Despite its harried plot what does make "Wolf" mildly entertaining is what Will's transformation does for him. Before he had been an average guy with a wife who plowed away at his job without any real gumption or nerve. His transformation makes him commit violent, gory acts of killing which he doesn't remember, but in his conscious life he channels his energy to make himself young again.

In one scene which I have not seen in other werewolf movies, Will visits an Indian sage of the occult to find out what he can do for his little hairy problem. The sage/doctor, played by Om Puri, informs Will that his transformation will be permanent with the next full moon unless he wears the medallion which he gives him.

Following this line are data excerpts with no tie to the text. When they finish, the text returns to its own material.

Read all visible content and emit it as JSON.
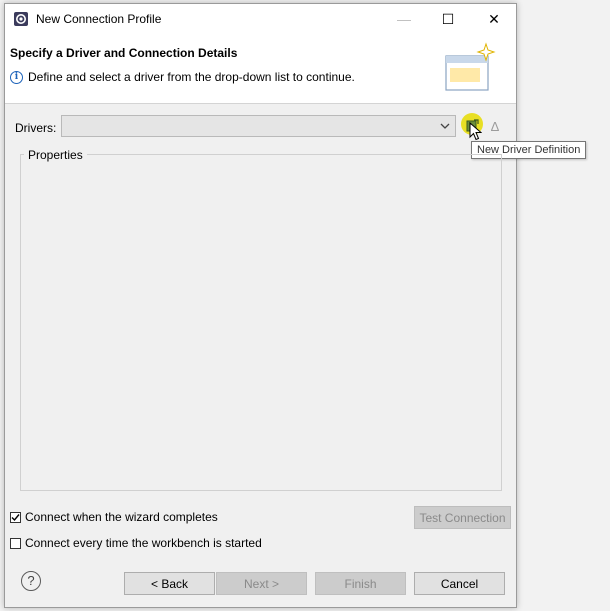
{
  "window": {
    "title": "New Connection Profile",
    "controls": {
      "minimize_glyph": "—",
      "maximize_glyph": "☐",
      "close_glyph": "✕"
    },
    "app_icon": "eclipse-gear-icon"
  },
  "banner": {
    "title": "Specify a Driver and Connection Details",
    "description": "Define and select a driver from the drop-down list to continue.",
    "info_icon": "info-icon",
    "image": "wizard-banner-image"
  },
  "drivers": {
    "label": "Drivers:",
    "selected_value": "",
    "new_driver_icon": "new-driver-definition-icon",
    "edit_driver_icon": "edit-driver-definition-icon",
    "edit_glyph": "Δ",
    "tooltip": "New Driver Definition"
  },
  "properties": {
    "label": "Properties"
  },
  "options": {
    "connect_on_complete": {
      "label": "Connect when the wizard completes",
      "checked": true
    },
    "connect_on_start": {
      "label": "Connect every time the workbench is started",
      "checked": false
    }
  },
  "buttons": {
    "test_connection": "Test Connection",
    "back": "< Back",
    "next": "Next >",
    "finish": "Finish",
    "cancel": "Cancel",
    "help_glyph": "?"
  },
  "colors": {
    "highlight": "#e6dc00",
    "disabled_text": "#8a8a8a",
    "info_blue": "#1c62b9"
  }
}
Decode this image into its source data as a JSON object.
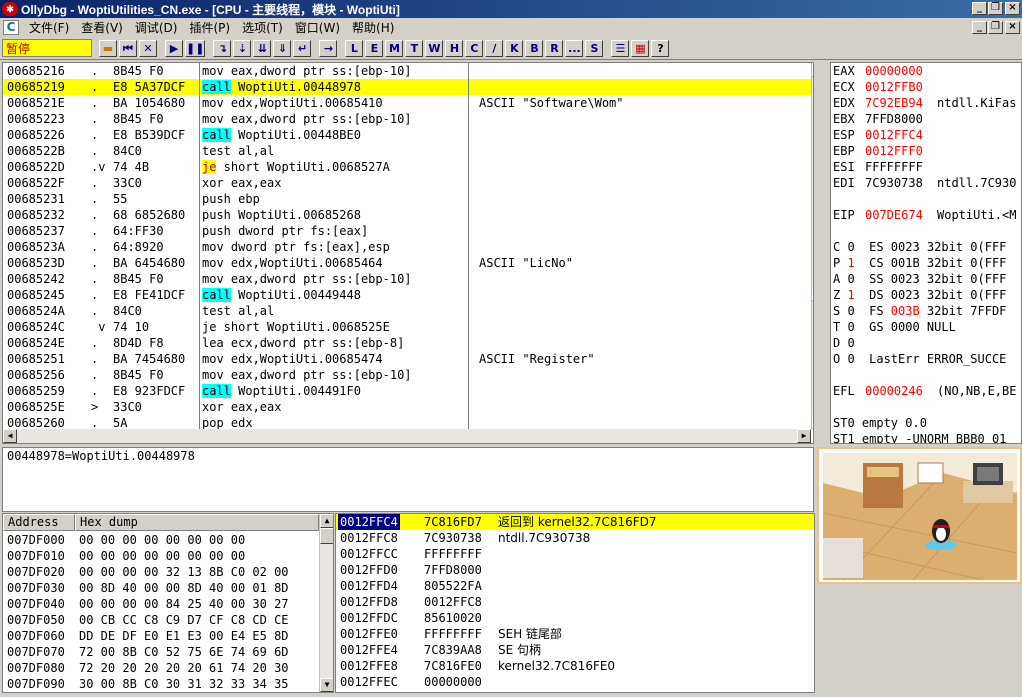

In return the doctor asks for will to bite him. Old and close to death, the doctor would rather live life as a tyrannical werewolf than die. With his old wrinkled hand held limply in front of his face, the audience is held in suspense as to whether Will will actually bite him. In his gentlemanly manner, Will politely confesses that he cannot do it. Understanding but disappointed, the doctor lets him keep the medallion and sends him on his way.

The only thing which saves the movie is Nicholson himself. This film will not go down in cinematic history, but it allows Nicholson to give his "Shining"-esque eyebrow twists and sinister grin quite often. Pfeiffer plays her usual seductress (i.e. "The Fabulous Baker Boys," "Tequila Sunrise") but does not necessarily give a mind-blowing, pull-out-the-Oscar performance. It wasn't a stretch for either of them to play these roles. In fact I would say it was the easiest money either of them has ever made. If only this reviewer could be paid for such a cake walk...

In the climactic final scene, with the full moon shining, Laura puts Will in the only place on her father's enormous estate which doesn't have windows, the barn. With the horses going crazy in the other stalls, Will fights with the werewolf powers of the Universe as his medallion burns a hold into his chest. He sweats, he pants he thrashes with all the energy and method acting which Nicholson can muster. Predictably enough, Stewart has been infected by the disease when Will snapped at him in a fight and cut his hand. He arrives at the estate and decides to seek his revenge. After running over the gatekeeper of the estate and taking a voracious bite out of another guard's neck, he heads for the barn. And who should he run into on his way over but Laura. In what the struggle which ensues, Stewart attempts to rape Laura while Will bounces off the walls of the stall. Shot in slow motion, director Mike Nichols turns this struggle into an animalistic fight with Laura being thrown on the ground, scratched and hit and eventually thrown up against one of the walls of the barn. It's brutal. It's frightening. And anyone who has a hard time watching intense sexual violence (i.e. this reviewer), should beware. In the end, Will rips off his protective medallion and jumps over the bars of the stall. He and Stewart leap and struggle with lots of blood and gore. In the end Stewart is dead, Will runs off into the woods and Laura is left to deal with the police. But don't think it stops there. As Laura talks gives her testimony to the police and her father, we notice her eyes glowing with the golden sheen indicative of werewolf infection. She too, slinking in her black cat suit looking like something from a Dewar's Scotch ad, slips into the woods to run with Will. And so, presumably, they live happily ever after running through the woods killing innocent deer and waiting for some unbeknownst driver to hit them on a snowy night.

All in all, "Wolf" is an entertaining movie. It has you gripping your seats on occasion and gagging at the gore and the muck. It doesn't creep into your mind and make you scared to walk alone under a full moon, though. So if you think you can stomach the blood and want to see Nicholson and Pfeiffer doin' their thing, buy some microwave popcorn, sit back and watch it on video, because you can afford to miss it in the theaters.